The safety of mental health professionals continued...

I just got back from Ireland last night so I’m a little behind on things like the blog. The picture for this post isn’t really related to the subject of this blog post, I just think it is funny that they have Guinness-branded potato chips (“crisps”) in the vending machine there. This is a picture I took in Temple Bar in Dublin.

On June 17th I wrote a post about the Safety of Mental Health Professionals (you can read that here).

Some psychologists, who I’ve decided to keep anonymous, sent me some tips/thoughts on staying safe. Here is a selection of some of them for you (if I didn’t feature your comment I apologize I seem to have “misplaced” a few of the emails accidentally while trying to clean up my inbox after my Ireland trip):

Here are tips from psychologist A:

1. Make sure your chair is closer to the door than the client’s
2. Don’t have heavy objects on your desk or within easy reach of the client to throw or club you with.
3. Learn Krav Maga for self-defense
4. Make sure other people are in the office when you see patients who have potential for violence.
5. Don’t see intoxicated patients or re-schedule them if they arrive intoxicated. (Have them call a friend or relative to take them home.)

Here are tips from psychologist B:
Stay calm. Neither push nor give ground. Keep the person talking. Be alert for any psychological leverage that may be available. That’s about all that’s possible under some circumstances. I once was confronted in an empty parking lot by an explosive client brandishing a leather cutting tool. The satisfaction of having talked him down seems to have outweighed any post traumatic effect. Ain’t no guarantees, though. So it’s a good idea to come to terms with the fact that you may be one of the unlucky ones.

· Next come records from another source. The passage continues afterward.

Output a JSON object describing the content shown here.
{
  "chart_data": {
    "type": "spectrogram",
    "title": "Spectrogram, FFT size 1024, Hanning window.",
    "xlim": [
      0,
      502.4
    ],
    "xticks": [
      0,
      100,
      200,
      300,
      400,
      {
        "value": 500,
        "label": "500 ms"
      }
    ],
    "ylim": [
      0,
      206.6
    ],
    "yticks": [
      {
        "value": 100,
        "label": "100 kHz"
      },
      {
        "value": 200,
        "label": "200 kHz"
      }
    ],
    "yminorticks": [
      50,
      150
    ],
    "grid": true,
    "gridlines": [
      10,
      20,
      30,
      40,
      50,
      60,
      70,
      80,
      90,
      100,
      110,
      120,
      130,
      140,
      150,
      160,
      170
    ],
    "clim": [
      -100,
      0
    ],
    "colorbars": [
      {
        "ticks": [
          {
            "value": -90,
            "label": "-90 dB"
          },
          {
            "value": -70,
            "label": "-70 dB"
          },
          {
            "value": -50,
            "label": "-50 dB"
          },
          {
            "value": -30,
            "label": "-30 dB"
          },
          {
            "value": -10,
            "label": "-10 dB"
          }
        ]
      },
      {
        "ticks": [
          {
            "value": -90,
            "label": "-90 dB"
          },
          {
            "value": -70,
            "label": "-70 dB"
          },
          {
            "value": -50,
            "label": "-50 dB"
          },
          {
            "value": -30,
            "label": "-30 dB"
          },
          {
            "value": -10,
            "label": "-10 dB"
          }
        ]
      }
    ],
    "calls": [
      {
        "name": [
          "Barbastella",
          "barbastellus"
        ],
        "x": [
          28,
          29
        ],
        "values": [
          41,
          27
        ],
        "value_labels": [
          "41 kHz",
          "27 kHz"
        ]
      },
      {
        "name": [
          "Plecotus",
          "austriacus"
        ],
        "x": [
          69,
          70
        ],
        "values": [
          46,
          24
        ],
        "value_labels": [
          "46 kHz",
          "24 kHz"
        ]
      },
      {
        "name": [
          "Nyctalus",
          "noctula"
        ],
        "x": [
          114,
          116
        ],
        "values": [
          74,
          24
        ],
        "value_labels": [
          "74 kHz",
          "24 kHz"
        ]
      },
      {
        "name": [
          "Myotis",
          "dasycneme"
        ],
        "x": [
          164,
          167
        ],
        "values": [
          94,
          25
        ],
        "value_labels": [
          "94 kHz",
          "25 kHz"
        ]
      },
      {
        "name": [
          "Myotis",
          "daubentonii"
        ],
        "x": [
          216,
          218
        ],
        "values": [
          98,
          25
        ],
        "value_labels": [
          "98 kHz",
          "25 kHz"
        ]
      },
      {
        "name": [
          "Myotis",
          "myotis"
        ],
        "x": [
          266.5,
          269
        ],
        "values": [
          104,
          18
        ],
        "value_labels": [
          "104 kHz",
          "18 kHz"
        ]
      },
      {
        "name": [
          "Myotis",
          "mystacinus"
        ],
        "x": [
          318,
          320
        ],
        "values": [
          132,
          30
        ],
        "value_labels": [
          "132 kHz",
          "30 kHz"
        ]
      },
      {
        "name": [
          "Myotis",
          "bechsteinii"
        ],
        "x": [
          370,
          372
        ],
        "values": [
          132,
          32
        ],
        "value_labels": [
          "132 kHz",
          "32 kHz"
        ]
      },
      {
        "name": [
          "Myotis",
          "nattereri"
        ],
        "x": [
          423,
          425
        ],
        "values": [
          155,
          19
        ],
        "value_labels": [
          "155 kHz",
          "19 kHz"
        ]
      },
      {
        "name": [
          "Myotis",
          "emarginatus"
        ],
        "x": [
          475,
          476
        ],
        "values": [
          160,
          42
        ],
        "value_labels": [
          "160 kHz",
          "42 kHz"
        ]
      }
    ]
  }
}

Here are tips from psychologist C:
The most obvious and basic thing I would recommend is not having a presence on social media. I realize many psychologists would not make this choice as they believe it might hurt their online presence and possibly lessen their exposure to potential clients; however I have had no problems getting referrals thru my website. As a single female in private practice it is important to me to keep my private life private and out of the hands of my clients. Years ago when I did have a presence on social media I did not see a problem until one of my clients wanted to friend me. I shut it down and have not missed it since.

another thing I would recommend is getting to know your office mates and who might be in the bldg at the same time you are. Also screening new clts carefully and not being afraid to tell someone you don’t think you can work w/them (of course tactfully and with a legitimate reason) and having referral sources handy. Prevention is always far easier than getting over your head w/someone w/a severe personality or psychotic disorder which you thought you could handle in the beginning.